Savaşan devletlerin tüm kaynakları cephe için harcandı ve sonunda ekonomik olarak savaşı yürütemeyecek hâle gelen taraf, siyasi ve askeri olarak da pes etmek zorunda kaldı. İtilaf devletleri kazanmış gibi görünür; ama aslında onlar da tükenmiştir. Devasa sömürge imparatorlukları çökmenin eşiğine gelmiştir. İngiltere ve Fransa öyle bir savaş kazandı ki, bir daha belini doğrultamadı.
Ukrayna Savaşı da benzer biçimde bir tüketme savaşına dönüştü. Rusya zaten ilerleyemez hâle gelmişti. Doğuda elde ettiği bölgeleri korumaya odaklandı. Artık savunmada. Bu sefer de Ukrayna karşı taarruza geçti. Görülüyor ki onlar da bir adım ileri gidemiyor. Konuya dair tonlarca değerlendirme yapılabilir; ama kısaca söyleyeyim: Savaş sahası son teknolojik gelişmeler sayesinde sürekli gözlemlenebilir hâle geldiğinde bu savaşta artık sürprizler üretmek imkânsıza yakındır. Sürprizin olmadığı yerde de zafer olmaz.

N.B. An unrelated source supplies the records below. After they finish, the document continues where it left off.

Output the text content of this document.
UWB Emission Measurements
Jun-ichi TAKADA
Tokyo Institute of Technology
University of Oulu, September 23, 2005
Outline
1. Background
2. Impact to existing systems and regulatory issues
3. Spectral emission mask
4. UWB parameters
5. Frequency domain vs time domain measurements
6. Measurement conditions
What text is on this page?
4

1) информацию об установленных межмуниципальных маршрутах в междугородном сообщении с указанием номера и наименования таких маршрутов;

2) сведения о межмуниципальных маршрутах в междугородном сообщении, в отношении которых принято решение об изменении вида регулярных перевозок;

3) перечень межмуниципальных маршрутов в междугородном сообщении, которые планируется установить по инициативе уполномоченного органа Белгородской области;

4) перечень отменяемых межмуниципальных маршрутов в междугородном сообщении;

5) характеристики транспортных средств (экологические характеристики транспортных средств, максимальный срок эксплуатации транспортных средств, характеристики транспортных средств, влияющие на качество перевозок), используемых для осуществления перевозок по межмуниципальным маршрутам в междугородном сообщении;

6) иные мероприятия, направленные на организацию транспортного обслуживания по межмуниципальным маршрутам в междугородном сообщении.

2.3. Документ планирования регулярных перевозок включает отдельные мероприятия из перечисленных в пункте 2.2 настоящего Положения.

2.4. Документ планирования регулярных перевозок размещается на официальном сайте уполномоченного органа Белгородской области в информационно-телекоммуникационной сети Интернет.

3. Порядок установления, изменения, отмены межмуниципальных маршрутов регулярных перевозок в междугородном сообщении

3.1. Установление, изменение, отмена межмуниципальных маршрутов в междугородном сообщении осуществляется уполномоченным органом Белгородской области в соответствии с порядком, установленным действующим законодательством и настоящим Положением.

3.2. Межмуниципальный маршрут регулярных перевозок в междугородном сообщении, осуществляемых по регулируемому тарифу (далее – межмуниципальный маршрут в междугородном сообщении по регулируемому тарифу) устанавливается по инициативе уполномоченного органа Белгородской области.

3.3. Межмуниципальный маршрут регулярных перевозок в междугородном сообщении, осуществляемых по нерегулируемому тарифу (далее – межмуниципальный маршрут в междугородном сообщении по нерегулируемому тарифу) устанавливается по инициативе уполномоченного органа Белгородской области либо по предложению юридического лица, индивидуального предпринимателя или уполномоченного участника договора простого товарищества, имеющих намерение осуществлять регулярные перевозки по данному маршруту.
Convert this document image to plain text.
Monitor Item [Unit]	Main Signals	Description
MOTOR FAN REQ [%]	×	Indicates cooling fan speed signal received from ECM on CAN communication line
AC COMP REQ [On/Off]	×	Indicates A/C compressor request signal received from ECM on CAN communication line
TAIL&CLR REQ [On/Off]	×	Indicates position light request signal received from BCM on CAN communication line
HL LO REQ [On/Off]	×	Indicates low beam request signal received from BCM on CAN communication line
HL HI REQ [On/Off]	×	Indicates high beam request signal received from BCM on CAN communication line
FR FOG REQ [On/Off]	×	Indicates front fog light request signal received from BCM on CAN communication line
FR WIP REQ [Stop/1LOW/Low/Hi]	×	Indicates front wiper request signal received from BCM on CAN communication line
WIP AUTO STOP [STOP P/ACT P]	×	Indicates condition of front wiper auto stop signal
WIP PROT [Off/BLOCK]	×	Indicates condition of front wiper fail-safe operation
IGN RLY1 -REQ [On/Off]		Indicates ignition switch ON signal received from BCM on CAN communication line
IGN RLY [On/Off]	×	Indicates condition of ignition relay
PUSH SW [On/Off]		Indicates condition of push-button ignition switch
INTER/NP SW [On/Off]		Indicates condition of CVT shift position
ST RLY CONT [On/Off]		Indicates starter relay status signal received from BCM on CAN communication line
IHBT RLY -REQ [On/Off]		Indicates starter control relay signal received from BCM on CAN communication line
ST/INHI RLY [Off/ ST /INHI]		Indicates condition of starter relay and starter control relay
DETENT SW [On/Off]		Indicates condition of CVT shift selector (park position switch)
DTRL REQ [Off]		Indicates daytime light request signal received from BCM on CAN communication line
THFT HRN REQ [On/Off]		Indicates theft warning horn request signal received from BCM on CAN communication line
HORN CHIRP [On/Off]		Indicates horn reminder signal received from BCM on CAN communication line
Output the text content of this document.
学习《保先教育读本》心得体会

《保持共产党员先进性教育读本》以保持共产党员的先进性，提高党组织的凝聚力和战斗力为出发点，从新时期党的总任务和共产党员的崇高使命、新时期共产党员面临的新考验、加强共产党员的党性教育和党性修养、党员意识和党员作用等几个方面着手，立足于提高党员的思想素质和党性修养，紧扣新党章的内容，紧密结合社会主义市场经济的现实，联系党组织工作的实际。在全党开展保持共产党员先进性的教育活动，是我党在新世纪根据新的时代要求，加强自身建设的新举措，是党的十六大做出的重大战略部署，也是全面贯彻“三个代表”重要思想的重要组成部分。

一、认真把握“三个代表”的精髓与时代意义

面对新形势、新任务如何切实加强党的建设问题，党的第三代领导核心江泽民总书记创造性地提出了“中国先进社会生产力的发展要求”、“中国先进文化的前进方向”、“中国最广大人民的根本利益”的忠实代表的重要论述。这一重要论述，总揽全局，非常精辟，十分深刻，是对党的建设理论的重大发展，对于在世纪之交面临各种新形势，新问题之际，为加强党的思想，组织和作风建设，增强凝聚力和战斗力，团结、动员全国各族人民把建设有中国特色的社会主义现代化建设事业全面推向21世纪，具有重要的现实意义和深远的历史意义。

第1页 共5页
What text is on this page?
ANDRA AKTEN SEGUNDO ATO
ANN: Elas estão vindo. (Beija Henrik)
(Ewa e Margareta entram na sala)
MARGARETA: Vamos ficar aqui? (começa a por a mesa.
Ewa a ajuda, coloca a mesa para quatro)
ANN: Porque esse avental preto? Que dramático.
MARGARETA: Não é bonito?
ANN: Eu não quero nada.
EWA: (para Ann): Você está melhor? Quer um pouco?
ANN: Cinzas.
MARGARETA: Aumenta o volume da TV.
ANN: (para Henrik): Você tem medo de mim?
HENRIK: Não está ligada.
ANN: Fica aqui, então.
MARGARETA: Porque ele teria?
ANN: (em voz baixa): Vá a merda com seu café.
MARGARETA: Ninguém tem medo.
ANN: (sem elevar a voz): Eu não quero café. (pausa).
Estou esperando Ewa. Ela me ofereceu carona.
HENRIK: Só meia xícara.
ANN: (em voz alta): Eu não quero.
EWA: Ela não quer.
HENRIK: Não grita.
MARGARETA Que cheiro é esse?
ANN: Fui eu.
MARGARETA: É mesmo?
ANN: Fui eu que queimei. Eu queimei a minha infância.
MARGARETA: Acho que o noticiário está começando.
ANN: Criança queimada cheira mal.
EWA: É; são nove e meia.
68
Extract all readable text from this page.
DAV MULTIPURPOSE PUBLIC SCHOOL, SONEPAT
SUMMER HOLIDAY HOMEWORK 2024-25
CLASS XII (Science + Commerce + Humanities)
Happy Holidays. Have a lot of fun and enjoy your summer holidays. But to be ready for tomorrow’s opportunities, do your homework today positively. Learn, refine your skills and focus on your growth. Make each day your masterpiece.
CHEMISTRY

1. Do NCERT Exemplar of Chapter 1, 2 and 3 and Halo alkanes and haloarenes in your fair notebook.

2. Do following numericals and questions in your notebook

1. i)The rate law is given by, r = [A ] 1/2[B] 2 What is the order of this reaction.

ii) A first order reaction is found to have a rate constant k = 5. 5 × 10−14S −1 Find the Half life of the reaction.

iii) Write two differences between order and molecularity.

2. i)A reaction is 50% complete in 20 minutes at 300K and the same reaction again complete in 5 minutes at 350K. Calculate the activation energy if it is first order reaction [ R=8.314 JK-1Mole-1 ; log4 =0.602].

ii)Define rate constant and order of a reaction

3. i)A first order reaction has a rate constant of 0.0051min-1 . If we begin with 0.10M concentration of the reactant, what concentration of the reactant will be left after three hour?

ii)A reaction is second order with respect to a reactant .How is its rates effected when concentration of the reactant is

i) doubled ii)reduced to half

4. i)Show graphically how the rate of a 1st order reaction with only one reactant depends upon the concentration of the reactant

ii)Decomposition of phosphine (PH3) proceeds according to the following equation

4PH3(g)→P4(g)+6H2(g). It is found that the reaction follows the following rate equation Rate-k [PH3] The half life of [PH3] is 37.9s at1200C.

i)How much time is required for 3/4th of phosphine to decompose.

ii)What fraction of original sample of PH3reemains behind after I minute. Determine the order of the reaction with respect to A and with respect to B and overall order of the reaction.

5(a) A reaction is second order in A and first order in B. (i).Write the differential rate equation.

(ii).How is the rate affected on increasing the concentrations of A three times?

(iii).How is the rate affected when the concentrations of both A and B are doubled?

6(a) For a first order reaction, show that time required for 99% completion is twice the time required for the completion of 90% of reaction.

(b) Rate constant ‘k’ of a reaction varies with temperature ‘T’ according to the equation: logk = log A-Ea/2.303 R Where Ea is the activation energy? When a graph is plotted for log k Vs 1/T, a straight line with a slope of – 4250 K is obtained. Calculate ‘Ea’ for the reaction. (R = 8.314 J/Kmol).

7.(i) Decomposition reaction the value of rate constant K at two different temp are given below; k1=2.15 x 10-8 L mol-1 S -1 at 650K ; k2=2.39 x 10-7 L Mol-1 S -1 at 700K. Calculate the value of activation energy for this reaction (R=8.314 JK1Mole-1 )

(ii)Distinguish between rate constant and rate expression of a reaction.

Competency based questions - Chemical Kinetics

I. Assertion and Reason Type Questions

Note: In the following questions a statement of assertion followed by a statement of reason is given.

Ancak yine taraflar ders almaktan çok uzak. Ukrayna eline geçen cephaneyi karşı tarafa sıkmaya devam ediyor. Rusya da karşı tarafın enerjisini tüketmek ve Batı içinde yarılmaya neden olacak alanlar bulmaya çalışıyor. Polonya sınırına Wagner’i kaydırıyor. Afrika’da darbeleri destekliyor. Ama işte hep böyle olur. Taraflar zafer getirmese de birbirinin canını yakmakla uğraşır hâle gelir. Yeni çekişme alanları da yeni enerji kaybı demektir.
Savaşın siyasi hedefleri unutulur. Kayıkçı kavgası sürer gider. Halbuki savaş General Clausewitz’in ifadesiyle siyasi bir hedef olmadığı müddetçe savaş vahşet ve katliamdan ibarettir. Ukrayna’da da iş bu noktaya geldi dayandı.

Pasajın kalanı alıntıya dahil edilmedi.